Dom Raymundo Damasceno está com toda a razão, pois nestes primeiros anos do século 21, em que o crack se torna um terrível fenômeno nacional, o que acontece é o seguinte: cada vez mais adolescentes pobres fazem uso dele, primeiro porque é o mais barato dos entorpecentes, por ser o lixo da cocaína; causa mais rapidamente a sensação de prazer que o jovem abandonado emocional, financeira ou afetivamente sente.

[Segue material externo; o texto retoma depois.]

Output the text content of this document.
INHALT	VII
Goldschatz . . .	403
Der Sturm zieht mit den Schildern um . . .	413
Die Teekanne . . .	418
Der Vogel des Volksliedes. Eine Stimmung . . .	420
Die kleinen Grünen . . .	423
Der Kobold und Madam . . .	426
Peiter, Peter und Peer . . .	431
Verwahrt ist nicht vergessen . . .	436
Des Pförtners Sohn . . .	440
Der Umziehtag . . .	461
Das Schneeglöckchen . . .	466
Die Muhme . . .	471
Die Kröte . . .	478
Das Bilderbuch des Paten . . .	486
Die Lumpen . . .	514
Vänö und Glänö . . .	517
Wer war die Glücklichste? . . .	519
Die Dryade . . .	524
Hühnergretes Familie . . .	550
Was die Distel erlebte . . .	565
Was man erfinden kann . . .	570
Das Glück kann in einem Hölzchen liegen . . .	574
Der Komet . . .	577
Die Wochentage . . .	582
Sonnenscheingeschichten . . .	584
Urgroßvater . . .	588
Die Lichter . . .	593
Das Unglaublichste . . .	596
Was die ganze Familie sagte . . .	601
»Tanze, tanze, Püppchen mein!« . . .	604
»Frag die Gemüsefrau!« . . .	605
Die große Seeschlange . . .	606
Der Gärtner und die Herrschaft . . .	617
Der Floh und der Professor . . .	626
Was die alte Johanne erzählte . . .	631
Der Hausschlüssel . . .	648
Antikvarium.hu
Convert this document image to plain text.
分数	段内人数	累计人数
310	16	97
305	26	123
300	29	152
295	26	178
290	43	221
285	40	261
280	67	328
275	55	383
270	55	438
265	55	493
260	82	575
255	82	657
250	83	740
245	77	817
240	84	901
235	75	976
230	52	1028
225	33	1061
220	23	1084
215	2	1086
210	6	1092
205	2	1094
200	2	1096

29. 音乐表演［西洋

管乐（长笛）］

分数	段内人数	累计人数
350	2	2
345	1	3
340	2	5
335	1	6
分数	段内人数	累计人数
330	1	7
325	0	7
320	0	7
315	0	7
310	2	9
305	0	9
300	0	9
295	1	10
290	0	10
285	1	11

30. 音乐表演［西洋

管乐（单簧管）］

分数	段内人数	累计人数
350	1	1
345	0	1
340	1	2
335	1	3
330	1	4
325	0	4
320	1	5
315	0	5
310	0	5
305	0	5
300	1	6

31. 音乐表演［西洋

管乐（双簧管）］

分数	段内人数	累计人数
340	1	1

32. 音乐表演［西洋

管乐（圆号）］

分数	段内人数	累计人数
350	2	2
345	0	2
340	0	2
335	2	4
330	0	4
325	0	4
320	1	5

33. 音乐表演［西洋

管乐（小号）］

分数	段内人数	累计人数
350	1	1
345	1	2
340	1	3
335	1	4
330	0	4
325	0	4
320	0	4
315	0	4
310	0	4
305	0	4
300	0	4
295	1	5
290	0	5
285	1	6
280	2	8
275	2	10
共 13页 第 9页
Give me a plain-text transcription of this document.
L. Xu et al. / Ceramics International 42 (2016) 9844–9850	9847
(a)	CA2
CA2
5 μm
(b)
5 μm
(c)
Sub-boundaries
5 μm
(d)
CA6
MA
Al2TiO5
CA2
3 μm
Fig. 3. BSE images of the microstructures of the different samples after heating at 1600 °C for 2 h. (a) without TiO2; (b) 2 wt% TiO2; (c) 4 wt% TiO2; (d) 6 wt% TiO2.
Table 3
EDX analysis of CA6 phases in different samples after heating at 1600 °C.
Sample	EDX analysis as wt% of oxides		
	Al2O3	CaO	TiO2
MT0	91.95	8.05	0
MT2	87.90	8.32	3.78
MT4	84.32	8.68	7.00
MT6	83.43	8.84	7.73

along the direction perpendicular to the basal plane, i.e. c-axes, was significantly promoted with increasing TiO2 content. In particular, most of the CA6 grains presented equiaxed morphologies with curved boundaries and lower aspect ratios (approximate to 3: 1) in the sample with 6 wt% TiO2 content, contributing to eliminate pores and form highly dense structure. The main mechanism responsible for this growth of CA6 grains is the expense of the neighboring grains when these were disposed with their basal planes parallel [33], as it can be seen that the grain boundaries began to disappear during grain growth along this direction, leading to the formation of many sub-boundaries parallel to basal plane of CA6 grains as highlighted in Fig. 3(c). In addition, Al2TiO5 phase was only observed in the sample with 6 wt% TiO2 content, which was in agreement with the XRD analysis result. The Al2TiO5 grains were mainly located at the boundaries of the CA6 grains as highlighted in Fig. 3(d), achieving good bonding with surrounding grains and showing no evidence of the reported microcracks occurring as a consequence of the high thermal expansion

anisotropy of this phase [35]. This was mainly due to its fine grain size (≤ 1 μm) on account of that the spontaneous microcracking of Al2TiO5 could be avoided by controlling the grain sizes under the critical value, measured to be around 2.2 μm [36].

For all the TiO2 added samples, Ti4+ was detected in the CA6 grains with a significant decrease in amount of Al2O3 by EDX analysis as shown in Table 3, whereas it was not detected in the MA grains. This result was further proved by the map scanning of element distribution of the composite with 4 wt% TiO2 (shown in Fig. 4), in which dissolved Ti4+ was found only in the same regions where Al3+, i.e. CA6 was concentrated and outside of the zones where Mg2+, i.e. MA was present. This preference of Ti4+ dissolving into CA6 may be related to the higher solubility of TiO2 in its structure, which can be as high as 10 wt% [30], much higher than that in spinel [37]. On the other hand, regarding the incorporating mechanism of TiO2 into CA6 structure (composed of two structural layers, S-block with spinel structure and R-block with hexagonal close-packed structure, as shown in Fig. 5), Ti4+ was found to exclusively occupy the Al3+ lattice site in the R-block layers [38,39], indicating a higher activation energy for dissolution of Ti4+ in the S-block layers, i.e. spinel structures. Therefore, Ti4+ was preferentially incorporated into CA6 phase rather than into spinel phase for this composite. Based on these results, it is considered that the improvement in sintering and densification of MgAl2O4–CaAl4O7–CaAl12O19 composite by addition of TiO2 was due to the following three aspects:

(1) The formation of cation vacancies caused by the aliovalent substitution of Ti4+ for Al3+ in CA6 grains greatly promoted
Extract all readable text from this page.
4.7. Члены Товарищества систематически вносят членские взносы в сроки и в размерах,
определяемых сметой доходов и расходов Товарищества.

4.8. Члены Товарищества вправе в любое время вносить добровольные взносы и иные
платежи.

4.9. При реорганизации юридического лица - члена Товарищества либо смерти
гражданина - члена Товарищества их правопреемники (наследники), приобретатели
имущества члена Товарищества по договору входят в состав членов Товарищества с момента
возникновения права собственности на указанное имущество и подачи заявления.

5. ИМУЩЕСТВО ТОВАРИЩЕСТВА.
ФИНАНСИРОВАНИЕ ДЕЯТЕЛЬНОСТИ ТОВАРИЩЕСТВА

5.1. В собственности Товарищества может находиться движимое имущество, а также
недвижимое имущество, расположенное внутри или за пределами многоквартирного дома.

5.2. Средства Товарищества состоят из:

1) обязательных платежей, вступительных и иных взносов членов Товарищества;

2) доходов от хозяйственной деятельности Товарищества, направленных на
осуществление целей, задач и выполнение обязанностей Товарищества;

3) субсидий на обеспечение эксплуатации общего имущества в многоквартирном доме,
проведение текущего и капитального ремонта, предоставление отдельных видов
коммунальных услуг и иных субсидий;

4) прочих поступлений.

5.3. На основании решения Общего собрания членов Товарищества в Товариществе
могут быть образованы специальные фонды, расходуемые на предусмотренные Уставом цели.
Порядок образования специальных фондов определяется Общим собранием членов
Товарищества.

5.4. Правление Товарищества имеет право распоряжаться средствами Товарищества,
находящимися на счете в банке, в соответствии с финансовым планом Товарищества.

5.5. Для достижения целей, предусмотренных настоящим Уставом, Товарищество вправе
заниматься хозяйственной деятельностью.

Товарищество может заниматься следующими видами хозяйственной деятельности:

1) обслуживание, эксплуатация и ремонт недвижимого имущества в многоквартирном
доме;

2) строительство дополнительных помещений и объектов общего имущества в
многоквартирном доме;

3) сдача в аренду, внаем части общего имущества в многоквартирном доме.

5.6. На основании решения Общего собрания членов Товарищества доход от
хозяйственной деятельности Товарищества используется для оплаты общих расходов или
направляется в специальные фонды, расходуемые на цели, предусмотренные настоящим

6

A falta de esperança de um futuro, como elemento excluído da sociedade, e a impossibilidade de ter uma educação de qualidade tornam corriqueiro o seguinte fenômeno: os traficantes adultos usam os adolescentes como aviões para esse trabalho, tirando-lhes o resto da humanidade que possuíam e transformando-os em seres frios e desumanos, que não se apegam a coisa alguma.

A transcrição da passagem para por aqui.